Dublin city's second last coal yard has closed following a decision by the owners to sell it for an apartment development.
Dunnes Coal Yard, which has been trading off Baggot Street Bridge at 50 Percy Place, Dublin 4, since 1895, could well set a record price for an infill residential site when it is sold by tender through Ganly Walters on June 22nd.
The last remaining coal yard is run by Gordons at Portobello, Dublin 8.
Though no guide price is being issued, some valuers have estimated that the quarter-acre site at 50 Percy Place should easily make over €8.5 million, given its superb location in one of the most vibrant, yet safe, areas of the city.
It also has frontage directly on to the Grand Canal.

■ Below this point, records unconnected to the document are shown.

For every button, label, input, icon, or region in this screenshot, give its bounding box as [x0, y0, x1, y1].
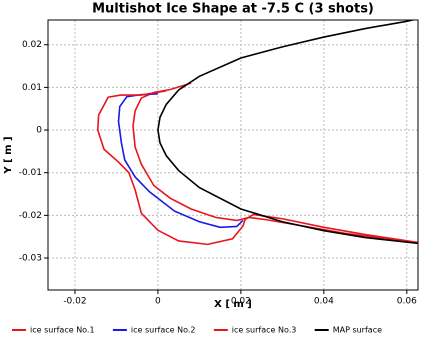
y-tick-label: -0.01: [19, 168, 42, 178]
series-line: [157, 20, 418, 245]
plot-lines: [96, 20, 418, 246]
x-tick-label: 0: [155, 297, 161, 307]
grid: [48, 20, 418, 290]
series-line: [96, 90, 418, 246]
x-axis-label: X [ m ]: [214, 299, 252, 310]
x-tick-label: -0.02: [63, 297, 86, 307]
y-tick-label: 0.01: [22, 83, 42, 93]
series-line: [117, 92, 244, 229]
y-axis-label: Y [ m ]: [3, 136, 14, 174]
x-tick-label: 0.04: [314, 297, 334, 307]
x-tick-label: 0.02: [231, 297, 251, 307]
y-tick-label: 0: [36, 126, 42, 136]
y-tick-label: 0.02: [22, 40, 42, 50]
legend-label: ice surface No.2: [131, 326, 196, 335]
plot-frame: [47, 19, 419, 291]
legend: ice surface No.1 ice surface No.2 ice surf…: [12, 326, 382, 335]
legend-label: ice surface No.1: [30, 326, 95, 335]
y-tick-label: -0.02: [19, 211, 42, 221]
legend-label: MAP surface: [333, 326, 382, 335]
legend-label: ice surface No.3: [232, 326, 297, 335]
y-tick-label: -0.03: [19, 254, 42, 264]
x-tick-label: 0.06: [397, 297, 417, 307]
chart-title: Multishot Ice Shape at -7.5 C (3 shots): [92, 2, 374, 17]
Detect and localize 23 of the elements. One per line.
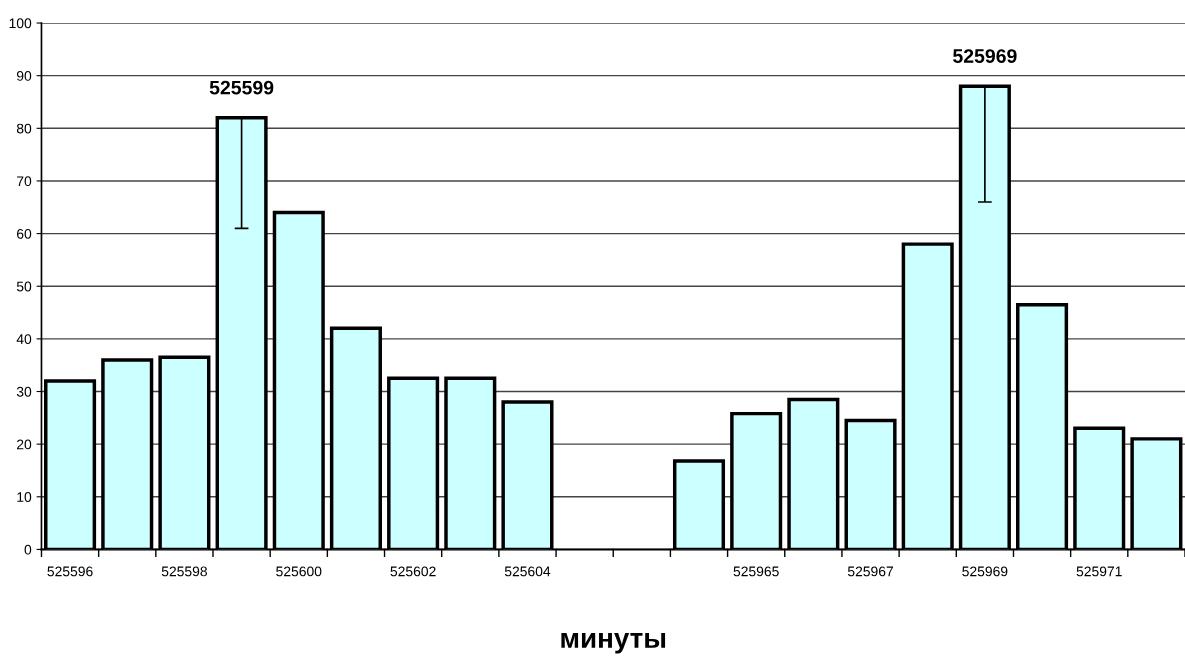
x-tick-label: 525600 <box>276 566 322 577</box>
y-tick-label: 50 <box>16 281 32 292</box>
y-tick-label: 80 <box>16 123 32 134</box>
y-tick-label: 100 <box>9 18 32 29</box>
x-tick-label: 525598 <box>161 566 207 577</box>
x-tick-label: 525604 <box>504 566 551 577</box>
annotation: 525969 <box>953 49 1017 63</box>
y-tick-label: 10 <box>17 492 32 502</box>
y-tick-label: 40 <box>16 334 32 345</box>
y-tick-label: 60 <box>17 228 32 239</box>
x-tick-label: 525967 <box>847 566 894 577</box>
annotation: 525599 <box>209 80 274 95</box>
x-tick-label: 525602 <box>390 566 436 577</box>
y-tick-label: 90 <box>16 71 32 81</box>
y-tick-label: 20 <box>17 439 32 450</box>
y-tick-label: 0 <box>24 544 32 555</box>
x-tick-label: 525971 <box>1076 566 1122 577</box>
y-tick-label: 30 <box>16 386 32 397</box>
y-tick-label: 70 <box>17 176 32 187</box>
x-tick-label: 525969 <box>962 566 1008 577</box>
x-tick-label: 525596 <box>47 566 93 577</box>
x-axis-title: минуты <box>561 633 666 654</box>
x-tick-label: 525965 <box>733 566 779 577</box>
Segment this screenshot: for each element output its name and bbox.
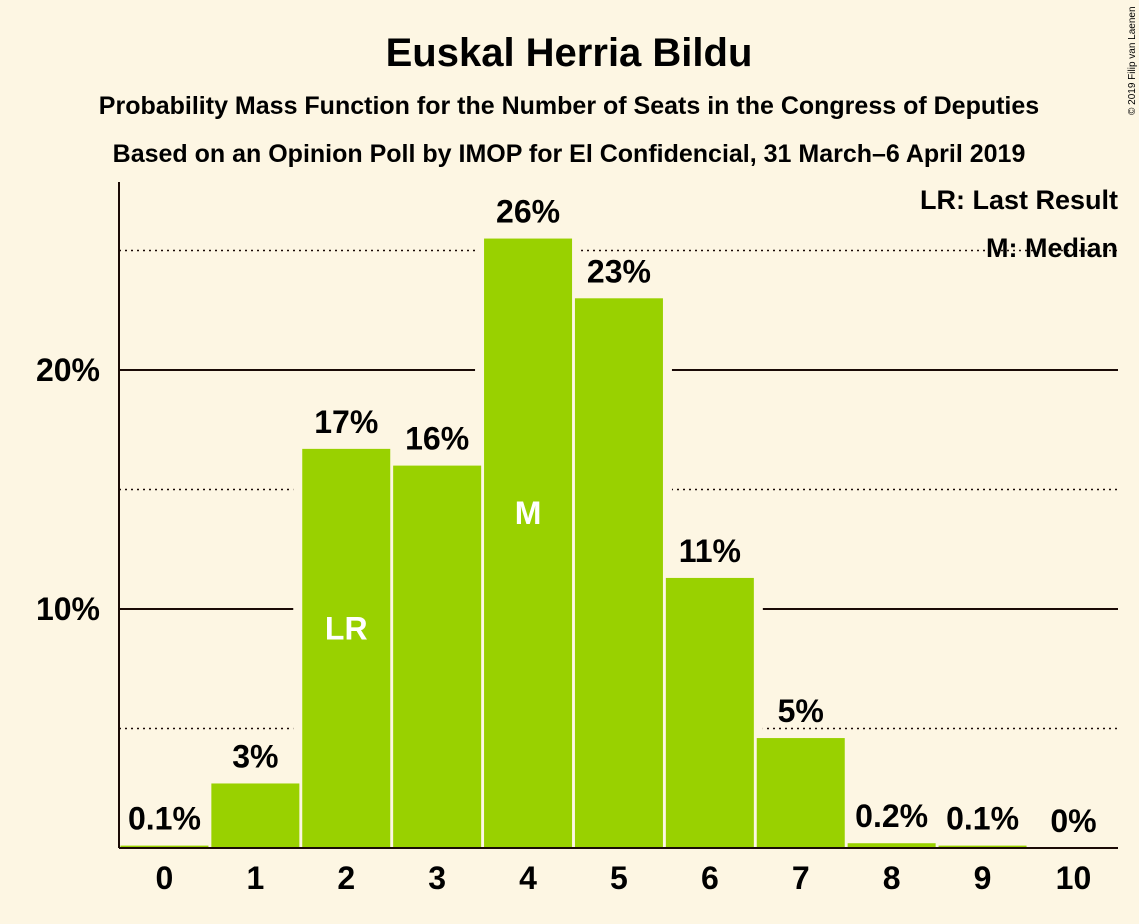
chart-subtitle-2: Based on an Opinion Poll by IMOP for El … <box>113 140 1026 168</box>
data-label-6: 11% <box>679 533 741 569</box>
x-tick-label-10: 10 <box>1056 860 1092 896</box>
data-label-5: 23% <box>587 253 651 289</box>
x-tick-label-2: 2 <box>337 860 355 896</box>
bar-5 <box>574 298 663 848</box>
data-label-9: 0.1% <box>946 801 1019 837</box>
data-label-0: 0.1% <box>128 801 201 837</box>
copyright-notice: © 2019 Filip van Laenen <box>1127 6 1138 115</box>
legend-median: M: Median <box>986 233 1118 263</box>
chart-subtitle-1: Probability Mass Function for the Number… <box>99 92 1039 120</box>
x-tick-label-0: 0 <box>156 860 174 896</box>
data-label-8: 0.2% <box>855 798 928 834</box>
axes: 10% 20% 0 1 2 3 4 5 6 7 8 9 10 <box>36 182 1118 896</box>
marker-lr: LR <box>325 610 368 646</box>
bar-4 <box>484 238 573 849</box>
bar-2 <box>302 448 391 848</box>
data-label-7: 5% <box>778 693 824 729</box>
x-tick-label-1: 1 <box>246 860 264 896</box>
bar-7 <box>756 738 845 848</box>
data-label-4: 26% <box>496 194 560 230</box>
x-tick-label-7: 7 <box>792 860 810 896</box>
marker-m: M <box>515 495 542 531</box>
legend-last-result: LR: Last Result <box>920 185 1118 215</box>
bar-3 <box>393 465 482 848</box>
bar-8 <box>847 843 936 848</box>
x-tick-label-8: 8 <box>883 860 901 896</box>
x-tick-label-5: 5 <box>610 860 628 896</box>
chart-title: Euskal Herria Bildu <box>386 31 753 75</box>
x-tick-label-9: 9 <box>974 860 992 896</box>
bar-6 <box>665 577 754 848</box>
bar-1 <box>211 783 300 848</box>
y-tick-label-20: 20% <box>36 352 100 388</box>
data-label-1: 3% <box>232 738 278 774</box>
x-tick-label-6: 6 <box>701 860 719 896</box>
x-tick-label-3: 3 <box>428 860 446 896</box>
data-label-2: 17% <box>314 404 378 440</box>
bars: 0.1% 3% 17% 16% 26% 23% 11% 5% 0.2% 0.1% 0% LR M <box>111 194 1097 849</box>
x-tick-label-4: 4 <box>519 860 537 896</box>
bar-0 <box>120 845 209 848</box>
bar-9 <box>938 845 1027 848</box>
y-tick-label-10: 10% <box>36 591 100 627</box>
data-label-3: 16% <box>405 421 469 457</box>
data-label-10: 0% <box>1050 803 1096 839</box>
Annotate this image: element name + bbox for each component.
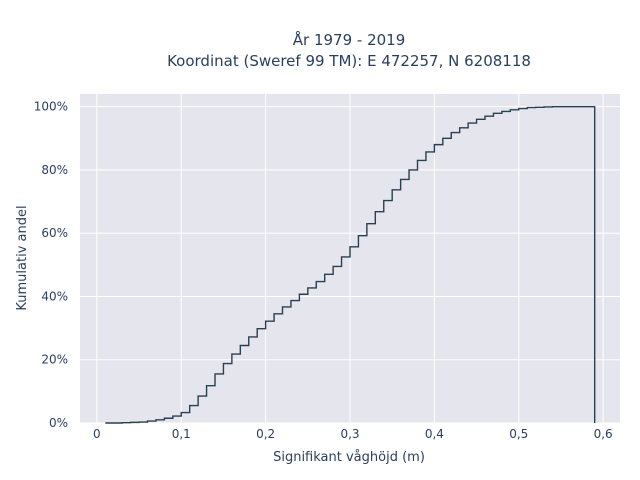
series-layer: [105, 105, 596, 424]
chart-title: År 1979 - 2019: [293, 30, 406, 49]
x-tick-label: 0,5: [509, 427, 528, 441]
y-tick-label: 40%: [41, 289, 68, 303]
x-tick-label: 0,6: [594, 427, 613, 441]
chart-subtitle: Koordinat (Sweref 99 TM): E 472257, N 62…: [167, 52, 531, 70]
x-tick-label: 0,4: [425, 427, 444, 441]
cdf-step-line: [105, 105, 596, 424]
y-tick-label: 60%: [41, 226, 68, 240]
y-tick-label: 20%: [41, 353, 68, 367]
x-tick-label: 0,2: [256, 427, 275, 441]
x-tick-label: 0,3: [340, 427, 359, 441]
y-axis-title: Kumulativ andel: [15, 205, 30, 310]
x-tick-label: 0: [93, 427, 101, 441]
y-tick-label: 100%: [34, 100, 68, 114]
tick-labels: 0 0,1 0,2 0,3 0,4 0,5 0,6 0% 20% 40% 60% 80% 100%: [34, 100, 613, 441]
y-tick-label: 0%: [49, 416, 68, 430]
x-tick-label: 0,1: [172, 427, 191, 441]
x-axis-title: Signifikant våghöjd (m): [273, 450, 425, 465]
y-tick-label: 80%: [41, 163, 68, 177]
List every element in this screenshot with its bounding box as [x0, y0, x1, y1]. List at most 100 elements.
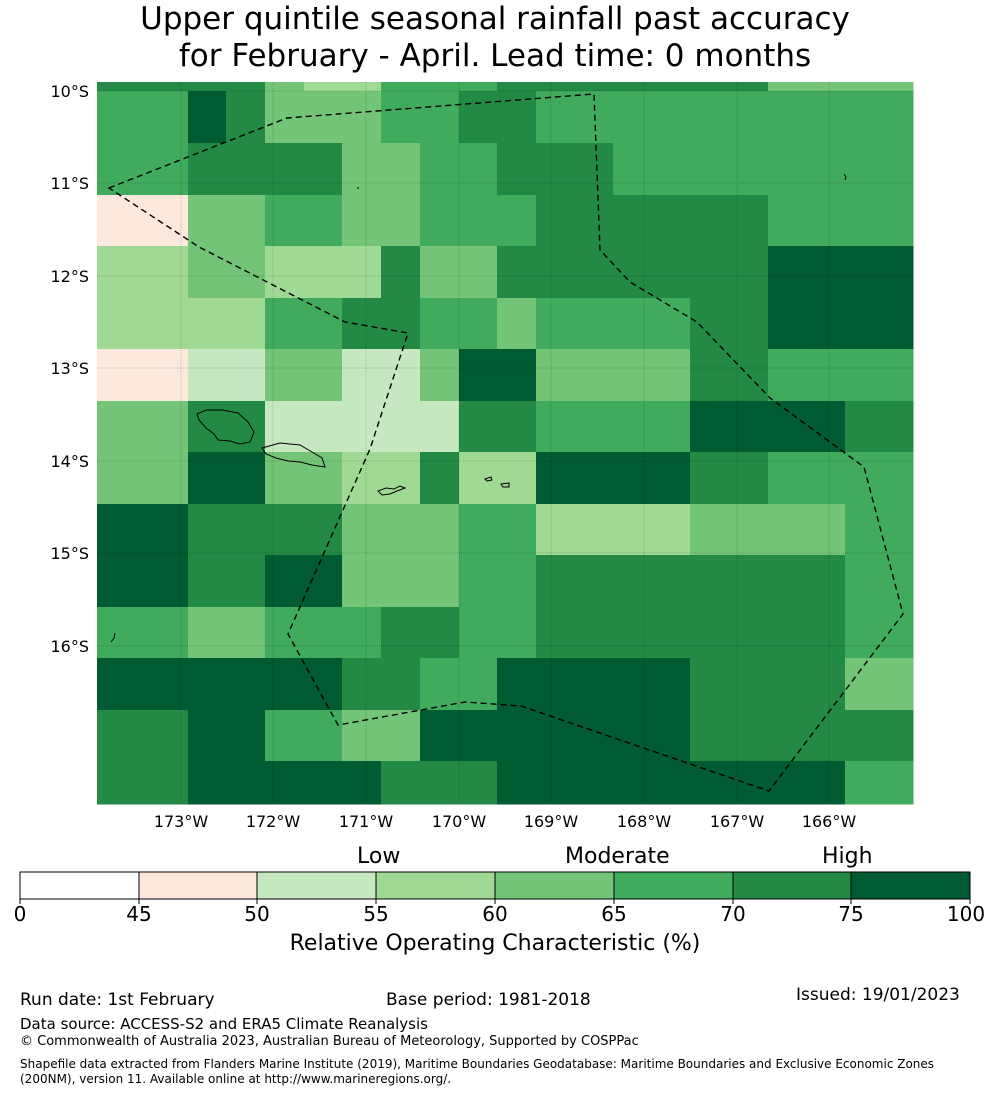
grid-cell [188, 504, 227, 556]
grid-cell [690, 298, 769, 350]
grid-cell [149, 504, 189, 556]
colorbar-tick: 70 [720, 902, 746, 926]
grid-cell [459, 710, 498, 762]
grid-cell [497, 298, 537, 350]
island-coastlines [110, 173, 847, 643]
grid-cell [536, 349, 614, 402]
colorbar-tick: 45 [126, 902, 152, 926]
grid-cell [304, 504, 343, 556]
grid-cell [304, 82, 343, 92]
tutuila-island [377, 485, 407, 496]
grid-cell [459, 555, 498, 608]
grid-cell [613, 658, 691, 711]
grid-cell [459, 195, 498, 247]
grid-cell [265, 555, 305, 608]
grid-cell [149, 452, 189, 505]
grid-cell [497, 555, 537, 608]
colorbar-segment [850, 871, 971, 900]
grid-cell [845, 658, 914, 711]
grid-cell [690, 607, 769, 659]
grid-cell [459, 82, 498, 92]
grid-cell [304, 710, 343, 762]
grid-cell [188, 761, 227, 805]
grid-cell [420, 658, 460, 711]
issued-date: Issued: 19/01/2023 [796, 985, 960, 1005]
grid-cell [613, 452, 691, 505]
grid-cell [342, 298, 382, 350]
grid-cell [536, 710, 614, 762]
grid-cell [342, 195, 382, 247]
colorbar-tick: 55 [363, 902, 389, 926]
grid-cell [97, 607, 150, 659]
grid-cell [304, 349, 343, 402]
grid-cell [420, 143, 460, 196]
wallis-island [110, 632, 116, 643]
grid-cell [226, 91, 266, 144]
grid-cell [845, 246, 914, 299]
grid-cell [149, 349, 189, 402]
grid-cell [536, 658, 614, 711]
grid-cell [613, 555, 691, 608]
grid-cell [845, 298, 914, 350]
grid-cell [188, 452, 227, 505]
grid-cell [149, 761, 189, 805]
grid-cell [381, 349, 421, 402]
grid-cell [149, 710, 189, 762]
grid-cell [845, 91, 914, 144]
grid-cell [613, 91, 691, 144]
grid-cell [97, 195, 150, 247]
grid-cell [497, 195, 537, 247]
grid-cell [459, 349, 498, 402]
grid-cell [420, 710, 460, 762]
lat-label: 12°S [50, 267, 89, 286]
grid-cell [265, 504, 305, 556]
grid-cell [97, 349, 150, 402]
grid-cell [420, 349, 460, 402]
grid-cell [342, 504, 382, 556]
grid-cell [768, 504, 846, 556]
lon-label: 166°W [802, 812, 857, 831]
grid-cell [768, 91, 846, 144]
grid-cell [613, 761, 691, 805]
colorbar-axis-label: Relative Operating Characteristic (%) [289, 931, 701, 956]
grid-cell [420, 555, 460, 608]
grid-cell [613, 143, 691, 196]
grid-cell [304, 452, 343, 505]
grid-cell [459, 91, 498, 144]
grid-cell [97, 401, 150, 453]
colorbar-segment [375, 871, 496, 900]
lon-label: 170°W [432, 812, 487, 831]
colorbar-segment [613, 871, 734, 900]
grid-cell [613, 349, 691, 402]
lon-label: 173°W [154, 812, 209, 831]
rainfall-accuracy-grid [97, 82, 914, 805]
grid-cell [613, 607, 691, 659]
map-title-line2: for February - April. Lead time: 0 month… [178, 38, 812, 74]
grid-cell [226, 246, 266, 299]
grid-cell [497, 452, 537, 505]
grid-cell [97, 710, 150, 762]
grid-cell [420, 246, 460, 299]
grid-cell [845, 349, 914, 402]
grid-cell [613, 504, 691, 556]
run-date: Run date: 1st February [20, 990, 215, 1010]
grid-cell [149, 658, 189, 711]
grid-cell [420, 91, 460, 144]
grid-cell [97, 298, 150, 350]
grid-cell [381, 710, 421, 762]
grid-cell [536, 761, 614, 805]
grid-cell [690, 658, 769, 711]
grid-cell [188, 91, 227, 144]
grid-cell [768, 555, 846, 608]
grid-cell [188, 143, 227, 196]
grid-cell [459, 761, 498, 805]
grid-cell [420, 761, 460, 805]
grid-cell [226, 195, 266, 247]
grid-cell [226, 298, 266, 350]
grid-cell [536, 246, 614, 299]
colorbar-tick: 50 [244, 902, 270, 926]
lon-label: 168°W [617, 812, 672, 831]
grid-cell [690, 504, 769, 556]
grid-cell [381, 658, 421, 711]
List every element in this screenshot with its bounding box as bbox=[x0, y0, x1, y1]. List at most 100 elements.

Apartments in the immediate area fetch top prices because of the convenience of being half way between the city centre and Ballsbridge.
It is about 150 metres from the junction of Upper Baggot Street and Haddington Road, where there is a good mixture of restaurants and bars. A house on the site will be demolished as part of the redevelopment.
Keiron Diamond of the selling agents described the coal yard as "easily the best apartment site near the city centre".
It is that and more. Because the plot has a mixed commercial and residential zoning, architect John Fleming suggests that if the planners give permission for a five-storey block in keeping with heights in the immediate area, the site could accommodate 40 one and two-bedroom apartments over a retail or office premises of 125sq m (1,346sq ft).
Most of the apartments would be two-bedroom units. There is also scope to provide 24 basement car-parking spaces.
Apartment sites in the south inner city have been virtually unobtainable in recent years and those that went for sale on the open market made top prices.
There are any number of buyers in the market for sites in this area largely because of the insatiable demand for apartments in good city centre areas.
These are still letting exceptionally well in a mixed market that has seen most of the new business going into the city centre.
Most young people have a strong preference for renting close to the city centre near their workplace and social attractions.